Visual extinction has also been used to demonstrate brain bias towards gestalt processing. When presented with a figure containing illusory contours, patients were able to correctly report the presence of stimuli in both contralesional and ipsilesional hemispheres, due to their unconscious processing of the whole field to produce the illusion. This experiment implied that the attention center prioritizes the visualization of surfaces over other stimuli – therefore, although under race model the ipsilesional stimuli should extinguish the contralesional, the creation of the gestalt takes priority over detection of both. Further, a study using Gabor signals (alternating blurred and noisy black and white bars, commonly used by opticians in diagnostic tests) investigated how the orientation of these signals affected their extinction rate. Bilateral stimuli were least extinguished when both stimuli were oriented horizontally, although both stimuli being oriented vertically also showed a reduction in extinguishing rate when compared to one stimulus vertical and one horizontal – in what could be assumed by the brain to represent two different surfaces.

Combining the brain bias towards facial processing and surface discovery, a follow-up study by Dr. Vuilleumier exposed subjects to paired visual stimuli in three phases. In the initial phase, stimuli were simply bilateral pairs, and extinction frequency was measured. In the next stage, the stimuli were surrounded with an oval, so that they appeared to represent eyes in a face. The extinction rate for this appearance was greatly reduced. Finally, the patients were shown the stimuli minus the contextual oval – however, the reduced extinction rate persisted, as though the patients had learned to group these stimuli. The effect did not occur when the stimuli were surrounded by a nonoval shape, pointing towards facial processing as being the key to this phenomenon.

Visual feedback has also been studied in relation to visual extinction. Patients were asked to touch a known target in a darkened room. A light attached to the patient's hand was sometimes briefly illuminated, to provide information about where the hand was in relation to the target. In some of these trials, a distracting light was also lit, which induced an extinction event in the patient. Although the patient reported in such cases that he had not seen the indicator light on his hand, their performance was correspondingly better, similar to the results when visual feedback had been available. Although the patient was not cognizant of having received the information, they were able to correctly act upon it, in a manner similar to blindsight.

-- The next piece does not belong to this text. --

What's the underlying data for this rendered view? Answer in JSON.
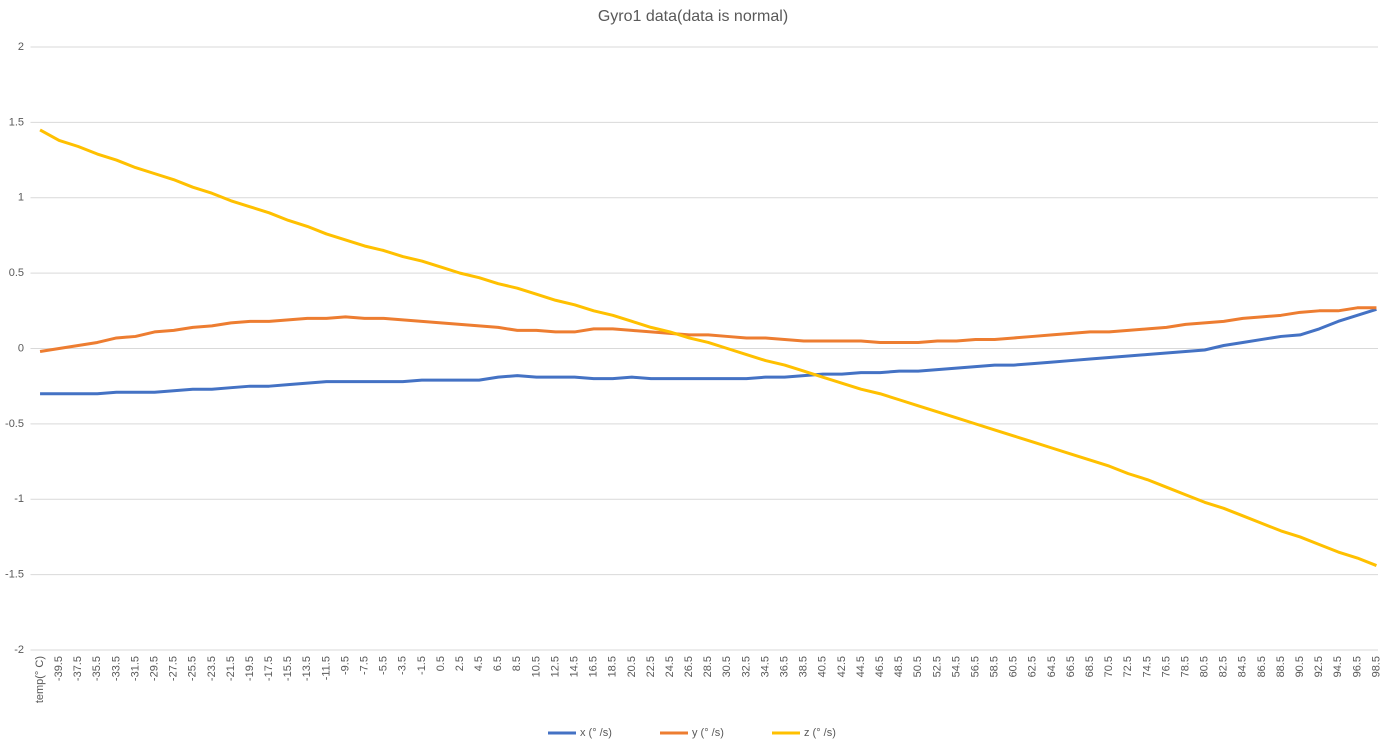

Visual extinction has also been researched with regard to the effect of repetition on visual detection rate. Patients were shown a colored (red or green) letter (O or E), one to each visual field, and then asked variably to report the color or shape of one letter or the other. Extinction was found to be increased in the contralesional field when the patient was asked to report on a repeated characteristic – if both stimuli had been the same shape, or same color – regardless of whether the other characteristic had also been changed. This is another example of repetition blindness.

==Future & Research==

Researchers conduct studies involving first-episode stroke patients. These patients typically have unilateral cerebral damage and/or contralateral extinction. Current research is focusing on the more detailed role of the parietal lobe in visual extinction.

The ability to understand which factors in visual processing determine whether a contralesional event, occurring on the half of the patient's brain or body opposing the site of a lesion, is observed or eliminated can provide crucial insights connecting to the mechanisms of attention and operation.

Routine eye examinations have begun to incorporate the knowledge of visual extinction. Such examinations screen for simple, unsuspected visual field defects or abnormalities, while screening for the more severe extinction, by testing all quadrants of the visual field.